# Problem with the Netflix app



## Jeff (Oct 28, 2008)

Clicking the Netflix app on my wife's Fire generates an error that says something like "we cannot find an internet connection for this device..." but all other apps work. The workaround is to clear the cache and data which requires reentering the user name and password. Any ideas?


----------



## The Hooded Claw (Oct 12, 2009)

Jeff said:


> Clicking the Netflix app on my wife's Fire generates an error that says something like "we cannot find an internet connection for this device..." but all other apps work. The workaround is to clear the cache and data which requires reentering the user name and password. Any ideas?


I haven't a clue! But I'd try uninstalling the Netflix app and reinstalling it if you haven't already.


----------



## Jeff (Oct 28, 2008)

The Hooded Claw said:


> I haven't a clue! But I'd try uninstalling the Netflix app and reinstalling it if you haven't already.

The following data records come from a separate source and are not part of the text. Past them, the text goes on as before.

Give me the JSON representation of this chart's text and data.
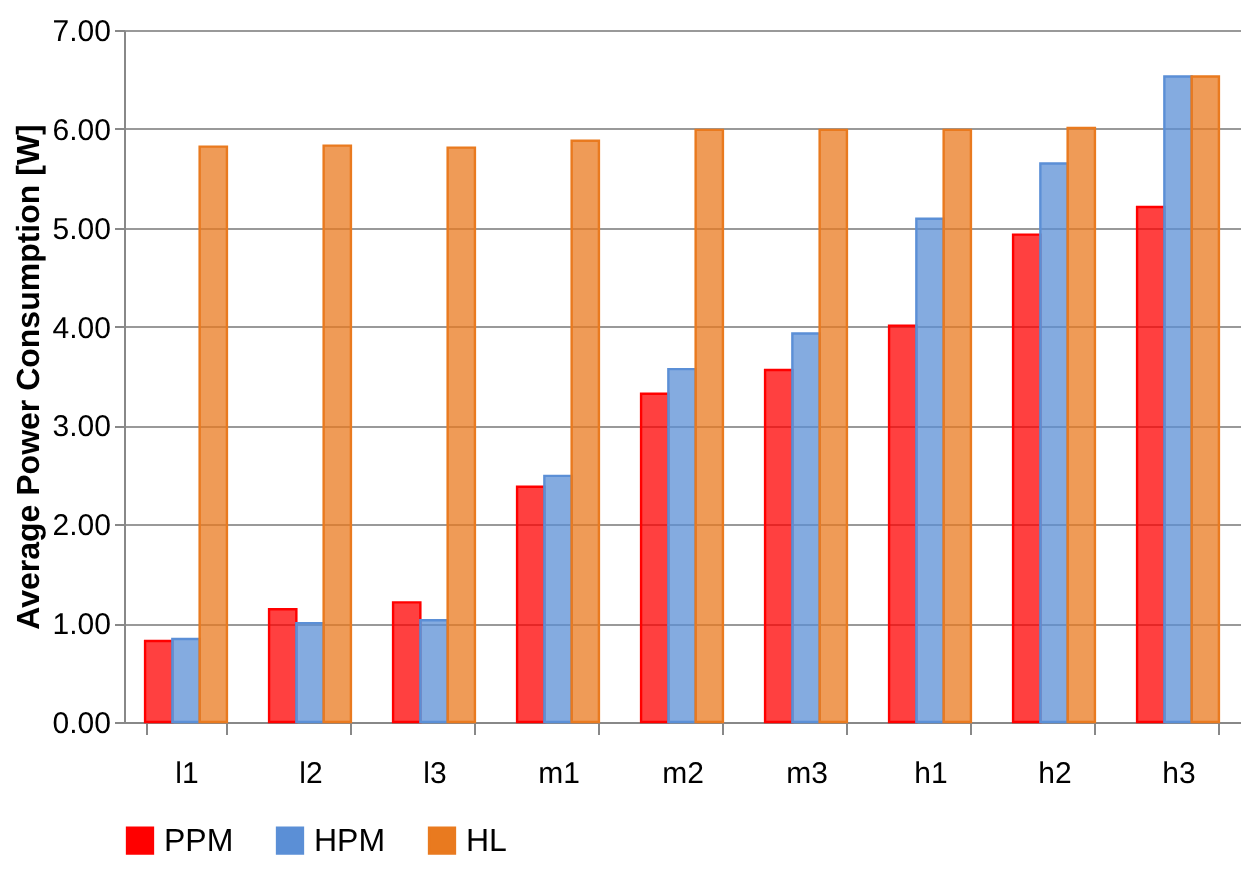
{
  "chart_data": {
    "type": "bar",
    "ylabel": "Average Power Consumption [W]",
    "categories": [
      "l1",
      "l2",
      "l3",
      "m1",
      "m2",
      "m3",
      "h1",
      "h2",
      "h3"
    ],
    "series": [
      {
        "name": "PPM",
        "color": "#ff0000",
        "values": [
          0.82,
          1.14,
          1.21,
          2.38,
          3.32,
          3.56,
          4.01,
          4.93,
          5.21
        ]
      },
      {
        "name": "HPM",
        "color": "#5b8fd6",
        "values": [
          0.84,
          1.0,
          1.03,
          2.49,
          3.57,
          3.93,
          5.09,
          5.65,
          6.53
        ]
      },
      {
        "name": "HL",
        "color": "#e97a1f",
        "values": [
          5.82,
          5.83,
          5.81,
          5.88,
          5.99,
          5.99,
          5.99,
          6.01,
          6.53
        ]
      }
    ],
    "ylim": [
      0,
      7
    ],
    "yticks": [
      {
        "value": 0,
        "label": "0.00"
      },
      {
        "value": 1,
        "label": "1.00"
      },
      {
        "value": 2,
        "label": "2.00"
      },
      {
        "value": 3,
        "label": "3.00"
      },
      {
        "value": 4,
        "label": "4.00"
      },
      {
        "value": 5,
        "label": "5.00"
      },
      {
        "value": 6,
        "label": "6.00"
      },
      {
        "value": 7,
        "label": "7.00"
      }
    ],
    "grid": "y",
    "legend": "bottom"
  }
}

Thanks, Claw. Tried that. It works once (as does clearing the cache) but the next session fails.


----------



## The Hooded Claw (Oct 12, 2009)

I assume you're using wifi for this, rather than 4G. I'd restart the wifi router (I just unplug mine for twenty or thirty seconds), reinstall the Netflix app (probably before you turn off the wifi, actually), and try everything again with both of them fresh. This assumes you have control of the wifi yourself. If you don't, I would see if the behavior repeats with another wifi setup. If you don't have access anywhere else, McDonald's has free wifi. If you park next to the building, you can probably check it without even leaving your car!


----------



## Betsy the Quilter (Oct 27, 2008)

Also, restart the device (press and hold the power key until it shuts down).


----------



## Jeff (Oct 28, 2008)

Thanks Claw and Betsy.

I've tried restarting the network and the device. I'm not sure if I can convince my wife that she has to go to McDonald's to watch movies, but it's worth a try.


----------



## Robert Stanek (Nov 16, 2013)

Sounds like you've already removed and reinstalled the app, which would be my first recommendation, given your issue.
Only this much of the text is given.